Fools rush in, so here I am
Very glad to be unhappy
I can’t win, but here I am
More than glad to be unhappy
Peace of mind,
where’s the happiness we should be havin’?
We can’t find any answers in the good times we had.
Keaau Beach, Hawaii
Feb. 6 `73
For the better part of the past week, I had worried about where I would sleep, or if I was going to get rained on. Not last night! I had a
warm place to sleep, and I was camped at the end of the road, so I
didn’t have to worry too much about getting busted. It was more a
daytime thing with the pigs anyway. After dark they left you alone. I had a beautiful view of the ocean surf breaking in front of me and
nothing but clear sky above me. After all of my “creaturely needs”
were fulfilled, and the big orange sun sank into the ocean, I sat back
and watched as the sky filled with twinkling stars. It couldn’t have
God, was that an enjoyable evening. I felt extremely happy, but in
retrospect, last night’s happiness was a different kind of happiness
than the happiness I had felt when I was with Carol Sue. That
happiness was indescribable. It was also different from the happiness I had felt when I coasted my bicycle down Ten Sleep Canyon. That was a “blissed out happiness.” It was even different from the happiness that I had felt when I dropped acid on a religious quest in the Deadstream Swamp.
Last night’s happiness was the closest “I” could get to being happy.

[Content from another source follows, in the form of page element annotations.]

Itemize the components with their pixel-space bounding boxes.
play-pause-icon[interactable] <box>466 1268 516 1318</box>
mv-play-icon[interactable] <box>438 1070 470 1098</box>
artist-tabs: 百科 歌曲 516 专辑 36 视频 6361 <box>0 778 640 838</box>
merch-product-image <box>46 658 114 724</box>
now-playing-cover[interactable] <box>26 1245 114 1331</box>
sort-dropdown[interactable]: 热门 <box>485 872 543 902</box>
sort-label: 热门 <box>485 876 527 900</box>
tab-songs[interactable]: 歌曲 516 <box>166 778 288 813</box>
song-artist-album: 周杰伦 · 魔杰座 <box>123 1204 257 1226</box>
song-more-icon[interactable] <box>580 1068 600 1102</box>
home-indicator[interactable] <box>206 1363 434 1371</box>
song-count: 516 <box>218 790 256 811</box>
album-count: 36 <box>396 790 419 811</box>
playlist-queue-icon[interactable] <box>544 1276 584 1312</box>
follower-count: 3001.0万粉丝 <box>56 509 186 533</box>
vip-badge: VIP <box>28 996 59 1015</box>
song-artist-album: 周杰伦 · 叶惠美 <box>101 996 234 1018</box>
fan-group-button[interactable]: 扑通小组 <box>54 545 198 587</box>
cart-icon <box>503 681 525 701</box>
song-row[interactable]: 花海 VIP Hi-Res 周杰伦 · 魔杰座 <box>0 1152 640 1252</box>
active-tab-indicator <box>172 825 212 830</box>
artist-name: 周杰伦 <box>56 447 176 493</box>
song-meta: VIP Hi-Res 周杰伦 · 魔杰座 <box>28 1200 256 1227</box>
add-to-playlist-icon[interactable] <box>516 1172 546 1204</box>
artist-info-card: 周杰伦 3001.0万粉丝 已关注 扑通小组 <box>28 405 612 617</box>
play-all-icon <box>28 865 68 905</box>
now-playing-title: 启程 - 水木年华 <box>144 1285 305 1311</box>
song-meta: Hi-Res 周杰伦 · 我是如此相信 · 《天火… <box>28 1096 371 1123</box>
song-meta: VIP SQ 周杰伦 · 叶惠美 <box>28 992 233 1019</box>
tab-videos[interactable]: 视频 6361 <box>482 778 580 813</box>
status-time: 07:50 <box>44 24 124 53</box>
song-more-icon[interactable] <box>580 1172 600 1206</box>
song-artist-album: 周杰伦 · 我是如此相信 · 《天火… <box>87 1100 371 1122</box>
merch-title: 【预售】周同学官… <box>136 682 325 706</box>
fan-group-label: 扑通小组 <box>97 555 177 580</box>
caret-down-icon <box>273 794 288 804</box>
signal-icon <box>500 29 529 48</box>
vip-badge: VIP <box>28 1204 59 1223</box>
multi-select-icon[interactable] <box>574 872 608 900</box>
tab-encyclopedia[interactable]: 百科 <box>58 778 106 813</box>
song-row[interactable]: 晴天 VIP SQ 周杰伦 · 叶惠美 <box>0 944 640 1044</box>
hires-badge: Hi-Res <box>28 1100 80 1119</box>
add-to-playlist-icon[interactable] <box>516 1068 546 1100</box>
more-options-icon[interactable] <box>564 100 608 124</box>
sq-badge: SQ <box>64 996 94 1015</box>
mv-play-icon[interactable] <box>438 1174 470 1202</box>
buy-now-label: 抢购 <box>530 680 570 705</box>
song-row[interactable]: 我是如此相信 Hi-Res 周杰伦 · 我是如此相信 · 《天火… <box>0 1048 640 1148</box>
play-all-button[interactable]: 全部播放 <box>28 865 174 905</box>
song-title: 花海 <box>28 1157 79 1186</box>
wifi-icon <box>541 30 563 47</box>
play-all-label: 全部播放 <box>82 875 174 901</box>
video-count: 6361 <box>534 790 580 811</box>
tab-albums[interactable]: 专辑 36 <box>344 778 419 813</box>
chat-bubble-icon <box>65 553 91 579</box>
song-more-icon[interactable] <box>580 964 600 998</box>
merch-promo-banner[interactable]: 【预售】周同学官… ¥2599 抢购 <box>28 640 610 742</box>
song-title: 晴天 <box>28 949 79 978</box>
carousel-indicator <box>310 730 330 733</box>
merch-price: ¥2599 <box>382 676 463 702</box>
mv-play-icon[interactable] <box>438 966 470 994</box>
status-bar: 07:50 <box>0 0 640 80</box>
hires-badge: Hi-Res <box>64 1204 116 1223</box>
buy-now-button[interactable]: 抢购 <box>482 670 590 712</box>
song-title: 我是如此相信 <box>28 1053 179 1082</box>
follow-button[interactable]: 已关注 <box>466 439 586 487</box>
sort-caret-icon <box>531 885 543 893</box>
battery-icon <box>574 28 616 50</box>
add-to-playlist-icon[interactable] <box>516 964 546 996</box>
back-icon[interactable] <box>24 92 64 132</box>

It was a happiness concentrated in my own ego. It was the same kind of happiness that I had felt when on a summer night four years ago I had found myself overlooking the bright lights of San Diego. It was also the same kind of happiness that filled me to bursting when, in Seattle, under that Monorail train, I had just escaped what I felt was to be certain death. On those occasions, “I” was happy, very, very happy. When desires become satisfied, when security, appetite, and multiple addictions become satisfied–-happiness overwhelms. That kind of happiness was certainly welcome, but at best (unfortunately), that kind of happiness occurred infrequently and was soon gone.